Tatsächlich lässt die erste Runde der Parlamentswahlen am Sonntag, 12. Juni, Raum für ein enges Duell zwischen den Mehrheitsparteien und den in der Nupes vereinten Linken, die auf der einen Seite die Freiheit des Unternehmertums und auf der anderen “die Harmonie mit der Natur” propagiert.
Am Abend der ersten Runde der Parlamentswahlen lieferte sich die unter dem Banner Nupes vereinte Linke (La France Insoumise, Europe Ecologie Les Verts und die Sozialistische Partei) ein Kopf-an-Kopf-Rennen mit Ensemble! (LREM, Horizons, Modem), die laut der Website des Innenministeriums 25,8 Prozent bzw. 25,7 Prozent der Stimmen erhielt, während die Wahlenthaltung mit 52,48 Prozent (gegenüber 51,30 Prozent im Jahr 2017) einen neuen Rekord erreichte.

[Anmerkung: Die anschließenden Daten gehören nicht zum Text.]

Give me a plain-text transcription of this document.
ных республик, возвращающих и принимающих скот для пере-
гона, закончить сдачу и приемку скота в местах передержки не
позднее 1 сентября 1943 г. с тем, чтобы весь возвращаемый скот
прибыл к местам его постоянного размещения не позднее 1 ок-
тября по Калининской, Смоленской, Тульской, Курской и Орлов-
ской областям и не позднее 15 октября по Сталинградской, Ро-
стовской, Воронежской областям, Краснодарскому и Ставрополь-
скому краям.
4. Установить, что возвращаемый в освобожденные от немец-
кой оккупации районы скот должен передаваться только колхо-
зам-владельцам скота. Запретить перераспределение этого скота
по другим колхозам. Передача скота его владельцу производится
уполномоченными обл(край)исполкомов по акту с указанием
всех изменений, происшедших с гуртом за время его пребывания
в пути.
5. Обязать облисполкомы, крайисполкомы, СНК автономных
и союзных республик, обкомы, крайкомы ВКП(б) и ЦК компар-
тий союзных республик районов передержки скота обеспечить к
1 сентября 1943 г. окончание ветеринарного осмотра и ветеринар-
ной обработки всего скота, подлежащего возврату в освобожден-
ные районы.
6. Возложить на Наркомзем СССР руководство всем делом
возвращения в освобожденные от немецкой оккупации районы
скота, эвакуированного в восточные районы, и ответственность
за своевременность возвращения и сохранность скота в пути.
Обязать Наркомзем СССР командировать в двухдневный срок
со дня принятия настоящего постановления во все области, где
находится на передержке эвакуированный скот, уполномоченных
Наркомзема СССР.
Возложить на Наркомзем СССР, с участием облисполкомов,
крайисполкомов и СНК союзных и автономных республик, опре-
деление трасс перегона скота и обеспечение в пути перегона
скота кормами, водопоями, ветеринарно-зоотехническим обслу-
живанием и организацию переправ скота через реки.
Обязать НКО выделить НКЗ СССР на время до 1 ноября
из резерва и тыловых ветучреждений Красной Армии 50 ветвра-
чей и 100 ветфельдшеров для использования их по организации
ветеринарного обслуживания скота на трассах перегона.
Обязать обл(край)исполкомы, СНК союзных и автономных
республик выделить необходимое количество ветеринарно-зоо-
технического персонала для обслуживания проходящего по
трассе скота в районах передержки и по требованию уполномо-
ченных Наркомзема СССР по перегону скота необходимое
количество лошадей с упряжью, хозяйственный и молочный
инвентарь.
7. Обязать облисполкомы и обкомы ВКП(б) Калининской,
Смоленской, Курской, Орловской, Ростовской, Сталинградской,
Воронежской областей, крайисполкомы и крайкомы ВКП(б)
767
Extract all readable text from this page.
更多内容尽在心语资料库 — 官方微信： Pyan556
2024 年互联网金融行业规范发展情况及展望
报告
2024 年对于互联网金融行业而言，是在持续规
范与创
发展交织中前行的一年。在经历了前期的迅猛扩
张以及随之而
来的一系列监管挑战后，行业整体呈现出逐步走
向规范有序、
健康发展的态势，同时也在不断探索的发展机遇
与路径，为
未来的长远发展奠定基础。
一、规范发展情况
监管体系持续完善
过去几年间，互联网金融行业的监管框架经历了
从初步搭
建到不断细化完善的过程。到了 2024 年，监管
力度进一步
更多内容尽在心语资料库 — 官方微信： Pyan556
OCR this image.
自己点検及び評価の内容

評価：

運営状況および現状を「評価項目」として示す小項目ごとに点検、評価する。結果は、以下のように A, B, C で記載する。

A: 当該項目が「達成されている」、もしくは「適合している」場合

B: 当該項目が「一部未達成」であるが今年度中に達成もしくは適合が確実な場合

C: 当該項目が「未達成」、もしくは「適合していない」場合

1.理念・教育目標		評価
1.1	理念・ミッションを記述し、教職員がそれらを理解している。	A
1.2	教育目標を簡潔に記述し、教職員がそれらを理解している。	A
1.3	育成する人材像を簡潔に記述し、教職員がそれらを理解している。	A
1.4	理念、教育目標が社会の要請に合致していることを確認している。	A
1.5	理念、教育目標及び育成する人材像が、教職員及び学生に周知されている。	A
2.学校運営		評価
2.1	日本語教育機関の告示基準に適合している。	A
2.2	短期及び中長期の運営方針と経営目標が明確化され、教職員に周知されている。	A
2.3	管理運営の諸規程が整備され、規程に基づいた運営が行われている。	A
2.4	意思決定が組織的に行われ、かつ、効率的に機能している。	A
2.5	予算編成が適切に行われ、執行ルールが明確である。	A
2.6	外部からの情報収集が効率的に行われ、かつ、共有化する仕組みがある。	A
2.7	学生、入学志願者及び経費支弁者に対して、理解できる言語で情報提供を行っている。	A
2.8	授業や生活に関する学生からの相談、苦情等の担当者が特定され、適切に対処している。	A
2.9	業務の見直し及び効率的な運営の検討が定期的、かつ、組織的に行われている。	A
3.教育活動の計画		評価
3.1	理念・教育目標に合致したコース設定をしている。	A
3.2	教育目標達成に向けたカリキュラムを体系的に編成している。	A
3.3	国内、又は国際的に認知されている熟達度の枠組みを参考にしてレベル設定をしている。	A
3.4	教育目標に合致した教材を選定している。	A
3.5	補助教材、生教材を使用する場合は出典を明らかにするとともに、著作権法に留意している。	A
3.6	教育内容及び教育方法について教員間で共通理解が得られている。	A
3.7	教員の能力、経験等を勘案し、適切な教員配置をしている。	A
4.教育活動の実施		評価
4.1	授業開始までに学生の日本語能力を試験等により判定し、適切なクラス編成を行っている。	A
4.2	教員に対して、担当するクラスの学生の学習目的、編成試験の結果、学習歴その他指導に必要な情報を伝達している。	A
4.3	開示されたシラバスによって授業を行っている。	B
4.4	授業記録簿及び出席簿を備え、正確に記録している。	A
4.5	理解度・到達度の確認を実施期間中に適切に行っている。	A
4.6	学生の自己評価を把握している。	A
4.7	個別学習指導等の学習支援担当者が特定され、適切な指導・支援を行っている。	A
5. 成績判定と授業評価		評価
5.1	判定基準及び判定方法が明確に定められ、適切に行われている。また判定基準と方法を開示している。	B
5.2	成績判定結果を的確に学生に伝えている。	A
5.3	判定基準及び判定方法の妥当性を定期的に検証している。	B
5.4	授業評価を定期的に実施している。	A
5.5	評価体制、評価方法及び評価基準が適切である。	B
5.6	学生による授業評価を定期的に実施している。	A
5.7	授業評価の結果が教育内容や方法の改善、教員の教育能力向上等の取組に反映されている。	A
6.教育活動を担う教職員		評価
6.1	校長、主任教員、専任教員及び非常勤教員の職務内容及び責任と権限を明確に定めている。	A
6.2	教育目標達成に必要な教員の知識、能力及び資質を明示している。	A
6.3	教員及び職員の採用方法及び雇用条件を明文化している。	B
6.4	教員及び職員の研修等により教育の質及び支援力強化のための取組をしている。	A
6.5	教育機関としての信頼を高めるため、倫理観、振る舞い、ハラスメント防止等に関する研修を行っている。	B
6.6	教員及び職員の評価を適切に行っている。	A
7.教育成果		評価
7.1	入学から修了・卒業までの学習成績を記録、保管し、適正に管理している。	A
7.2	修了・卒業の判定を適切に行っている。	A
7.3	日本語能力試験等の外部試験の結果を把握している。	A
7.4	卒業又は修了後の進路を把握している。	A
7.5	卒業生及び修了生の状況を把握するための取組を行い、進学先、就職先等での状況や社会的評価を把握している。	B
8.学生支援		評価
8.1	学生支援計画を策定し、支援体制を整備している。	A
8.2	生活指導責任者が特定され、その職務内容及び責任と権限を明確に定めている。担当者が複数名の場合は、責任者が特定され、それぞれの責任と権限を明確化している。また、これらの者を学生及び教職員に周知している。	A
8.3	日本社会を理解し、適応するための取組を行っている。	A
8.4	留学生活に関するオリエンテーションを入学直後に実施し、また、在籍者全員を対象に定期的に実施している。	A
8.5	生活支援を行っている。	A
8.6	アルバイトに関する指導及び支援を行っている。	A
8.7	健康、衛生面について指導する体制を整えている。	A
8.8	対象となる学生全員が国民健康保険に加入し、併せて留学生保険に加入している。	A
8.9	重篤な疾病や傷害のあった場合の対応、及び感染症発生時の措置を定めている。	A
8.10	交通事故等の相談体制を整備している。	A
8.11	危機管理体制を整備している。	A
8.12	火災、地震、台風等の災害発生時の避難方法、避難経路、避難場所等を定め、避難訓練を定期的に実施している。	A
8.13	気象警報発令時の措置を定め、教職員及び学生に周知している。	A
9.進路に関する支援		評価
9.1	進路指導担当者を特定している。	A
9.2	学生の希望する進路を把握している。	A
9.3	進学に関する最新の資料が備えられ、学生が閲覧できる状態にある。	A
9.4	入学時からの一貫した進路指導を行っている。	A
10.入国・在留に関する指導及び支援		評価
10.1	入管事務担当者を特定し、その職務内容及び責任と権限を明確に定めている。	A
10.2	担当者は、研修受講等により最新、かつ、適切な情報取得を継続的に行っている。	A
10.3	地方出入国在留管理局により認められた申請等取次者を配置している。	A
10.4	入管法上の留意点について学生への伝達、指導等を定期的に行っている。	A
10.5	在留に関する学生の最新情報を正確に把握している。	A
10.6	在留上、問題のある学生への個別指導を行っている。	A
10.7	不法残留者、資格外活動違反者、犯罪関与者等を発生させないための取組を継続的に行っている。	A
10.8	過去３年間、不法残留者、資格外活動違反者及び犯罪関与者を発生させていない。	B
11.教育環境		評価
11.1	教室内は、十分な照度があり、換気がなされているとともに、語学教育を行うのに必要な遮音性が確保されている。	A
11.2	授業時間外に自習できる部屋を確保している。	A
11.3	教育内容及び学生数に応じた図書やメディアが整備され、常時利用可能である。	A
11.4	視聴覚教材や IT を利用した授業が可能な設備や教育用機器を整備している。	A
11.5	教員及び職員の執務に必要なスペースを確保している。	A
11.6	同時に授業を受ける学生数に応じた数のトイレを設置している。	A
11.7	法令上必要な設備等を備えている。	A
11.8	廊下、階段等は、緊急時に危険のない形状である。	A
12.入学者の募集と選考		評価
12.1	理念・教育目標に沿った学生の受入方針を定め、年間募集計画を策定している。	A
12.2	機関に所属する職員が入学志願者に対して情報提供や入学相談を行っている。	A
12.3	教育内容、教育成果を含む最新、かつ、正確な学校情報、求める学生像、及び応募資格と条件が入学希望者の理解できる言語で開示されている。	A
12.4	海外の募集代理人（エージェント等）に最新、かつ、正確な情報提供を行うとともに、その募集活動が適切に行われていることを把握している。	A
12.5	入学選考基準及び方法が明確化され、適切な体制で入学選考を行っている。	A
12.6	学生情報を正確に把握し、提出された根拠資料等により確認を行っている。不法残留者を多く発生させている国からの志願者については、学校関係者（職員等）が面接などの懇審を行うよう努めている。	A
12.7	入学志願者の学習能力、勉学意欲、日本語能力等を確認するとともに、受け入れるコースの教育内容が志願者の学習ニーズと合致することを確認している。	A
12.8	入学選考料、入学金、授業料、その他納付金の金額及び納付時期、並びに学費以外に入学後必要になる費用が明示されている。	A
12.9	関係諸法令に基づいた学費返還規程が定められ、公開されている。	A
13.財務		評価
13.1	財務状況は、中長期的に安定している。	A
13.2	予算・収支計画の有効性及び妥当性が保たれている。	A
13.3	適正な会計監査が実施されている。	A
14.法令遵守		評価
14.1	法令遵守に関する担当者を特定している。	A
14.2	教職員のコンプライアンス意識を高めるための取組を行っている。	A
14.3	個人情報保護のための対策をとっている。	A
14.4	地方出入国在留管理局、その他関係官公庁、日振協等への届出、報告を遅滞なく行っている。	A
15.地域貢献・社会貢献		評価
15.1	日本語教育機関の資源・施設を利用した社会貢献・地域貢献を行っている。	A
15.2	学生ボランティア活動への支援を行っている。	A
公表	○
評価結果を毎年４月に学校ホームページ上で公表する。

Konkret bedeutet eine Niederlage, dass nicht nur die Minister gehen müssen, sondern auch die Personen, die in diese Ministerien berufen wurden. “Alles fängt wieder bei null an”, berichtet unser Kenner des politischen Lebens in Frankreich. Und in Brüssel beobachtet man das Schicksal von Clément Beaune mit besonderer Aufmerksamkeit.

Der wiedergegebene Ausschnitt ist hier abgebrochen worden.